Due to a tiny kitchen, the menu will be short: Think White Castle-esque sliders, cold-cut sandwiches, deep-fried mac and cheese, and a choice of chili or soup. (They've taken Dodge City's convection oven, so mini-pizzas may also be in the future.) One thing that will always be available: free popcorn, fresh from a movie theater-style popper behind the bar. This is the second new popper I've seen in recent months, after Jackpot's, and it's a trend I can get behind.

The mythical Jackalope hangs directly over the main bar. (Photo by Fritz Hahn/The Washington Post)

The mythical creature – a rabbit with the horns of a deer – is the official mascot of the bar. A mounted head over the bar was a gift from Perone to Kleinmann a few years ago. A jackalope also appears on the men's room sign. (A horn-less jackalope marks the ladies' room.) Expect jackalopes to adorn the bar's T-shirts and koozies.

As a fan of playing pinball while drinking beer, it's good to see that Lyman's has four machines, including AC/DC and Street Fighter II. There's also the iconic '80s arcade game Super Off Road, which lets three players race trucks against each other on dirt tracks.

Who knew pinball machines were on the Highway to Hell? (Photo by Fritz Hahn/The Washington Post)

The 100-disc jukebox has an eclectic mix: 50s doo-wop, vintage country, Leonard Cohen, Judas Priest and the Black Keys. Coin-operated mini-jukes at four tables in the front half of the bar will allow customers to pick from the first 50 CDs. If you want a larger selection, or to play Metallica, you'll have to get up and walk to the jukebox.

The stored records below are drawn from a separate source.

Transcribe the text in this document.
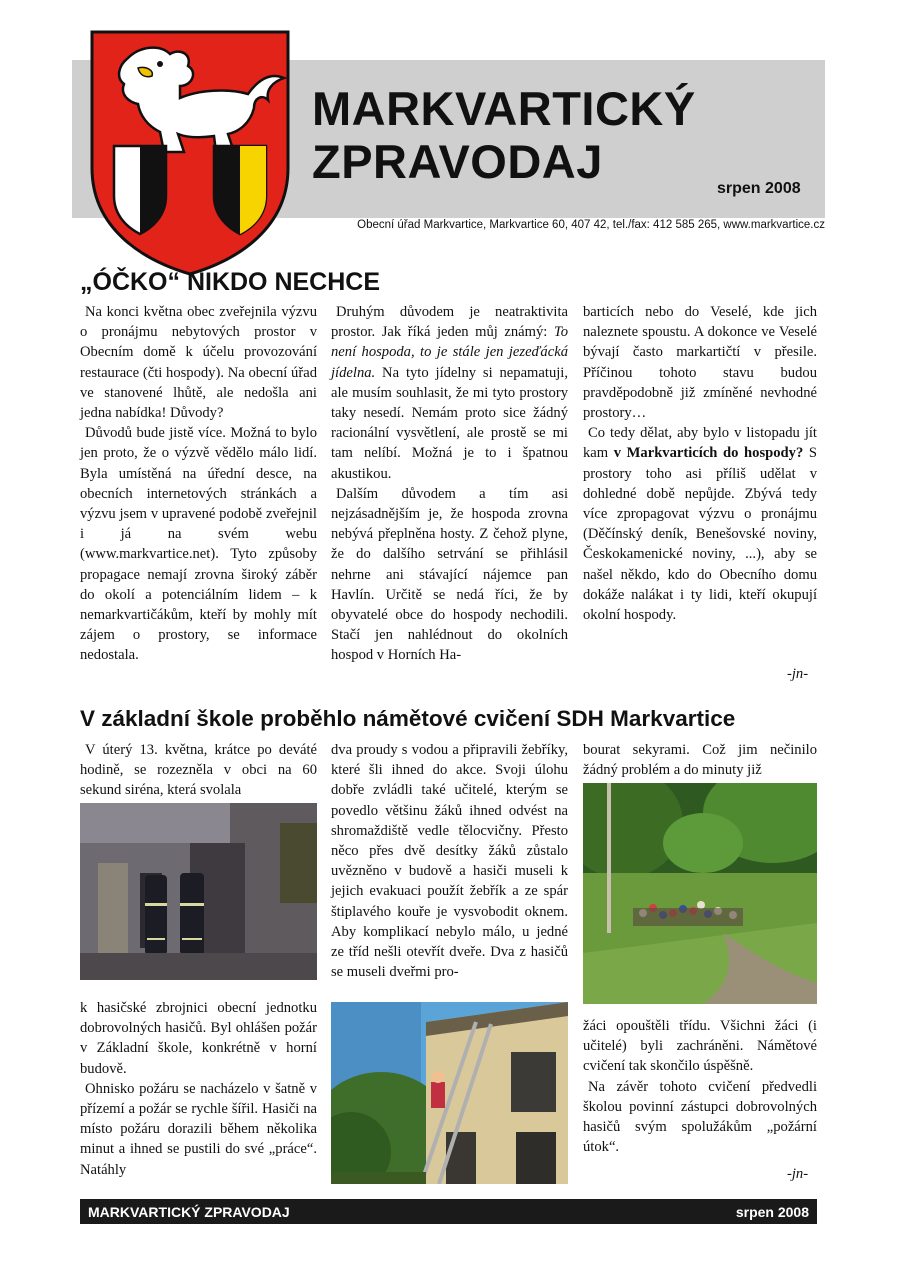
MARKVARTICKÝ
ZPRAVODAJ
srpen 2008
Obecní úřad Markvartice, Markvartice 60, 407 42, tel./fax: 412 585 265, www.markvartice.cz
„ÓČKO“ NIKDO NECHCE

Na konci května obec zveřejnila výzvu o pronájmu nebytových prostor v Obecním domě k účelu provozování restaurace (čti hospody). Na obecní úřad ve stanovené lhůtě, ale nedošla ani jedna nabídka! Důvody?

Důvodů bude jistě více. Možná to bylo jen proto, že o výzvě vědělo málo lidí. Byla umístěná na úřední desce, na obecních internetových stránkách a výzvu jsem v upravené podobě zveřejnil i já na svém webu (www.markvartice.net). Tyto způsoby propagace nemají zrovna široký záběr do okolí a potenciálním lidem – k nemarkvartičákům, kteří by mohly mít zájem o prostory, se informace nedostala.

Druhým důvodem je neatraktivita prostor. Jak říká jeden můj známý: To není hospoda, to je stále jen jezeďácká jídelna. Na tyto jídelny si nepamatuji, ale musím souhlasit, že mi tyto prostory taky nesedí. Nemám proto sice žádný racionální vysvětlení, ale prostě se mi tam nelíbí. Možná je to i špatnou akustikou.

Dalším důvodem a tím asi nejzásadnějším je, že hospoda zrovna nebývá přeplněna hosty. Z čehož plyne, že do dalšího setrvání se přihlásil nehrne ani stávající nájemce pan Havlín. Určitě se nedá říci, že by obyvatelé obce do hospody nechodili. Stačí jen nahlédnout do okolních hospod v Horních Ha-

barticích nebo do Veselé, kde jich naleznete spoustu. A dokonce ve Veselé bývají často markartičtí v přesile. Příčinou tohoto stavu budou pravděpodobně již zmíněné nevhodné prostory…

Co tedy dělat, aby bylo v listopadu jít kam v Markvarticích do hospody? S prostory toho asi příliš udělat v dohledné době nepůjde. Zbývá tedy více zpropagovat výzvu o pronájmu (Děčínský deník, Benešovské noviny, Českokamenické noviny, ...), aby se našel někdo, kdo do Obecního domu dokáže nalákat i ty lidi, kteří okupují okolní hospody.

-jn-
V základní škole proběhlo námětové cvičení SDH Markvartice

V úterý 13. května, krátce po deváté hodině, se rozezněla v obci na 60 sekund siréna, která svolala

k hasičské zbrojnici obecní jednotku dobrovolných hasičů. Byl ohlášen požár v Základní škole, konkrétně v horní budově.

Ohnisko požáru se nacházelo v šatně v přízemí a požár se rychle šířil. Hasiči na místo požáru dorazili během několika minut a ihned se pustili do své „práce“. Natáhly

dva proudy s vodou a připravili žebříky, které šli ihned do akce. Svoji úlohu dobře zvládli také učitelé, kterým se povedlo většinu žáků ihned odvést na shromaždiště vedle tělocvičny. Přesto něco přes dvě desítky žáků zůstalo uvězněno v budově a hasiči museli k jejich evakuaci použít žebřík a ze spár štiplavého kouře je vysvobodit oknem. Aby komplikací nebylo málo, u jedné ze tříd nešli otevřít dveře. Dva z hasičů se museli dveřmi pro-

bourat sekyrami. Což jim nečinilo žádný problém a do minuty již

žáci opouštěli třídu. Všichni žáci (i učitelé) byli zachráněni. Námětové cvičení tak skončilo úspěšně.

Na závěr tohoto cvičení předvedli školou povinní zástupci dobrovolných hasičů svým spolužákům „požární útok“.

-jn-
MARKVARTICKÝ ZPRAVODAJ	srpen 2008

There's piano in the back corner of the room, next to a comfortable couch, and Perone says there will eventually be a stage for live bands.

The great outdoors
The owners have plans for a large patio on Quincy Street, but those are on hold while they sort out public space permits. "It could be two weeks, it could be two months," Perone says.

A section of the front wall slides up, garage door-style, to allow a breeze on warm days. A window behind the bar will do the same, allowing customers on the patio to order drinks directly from the bartender.

Lyman's Tavern, 3420 14th St. NW. 202-723-0502. www.lymanstavern.com.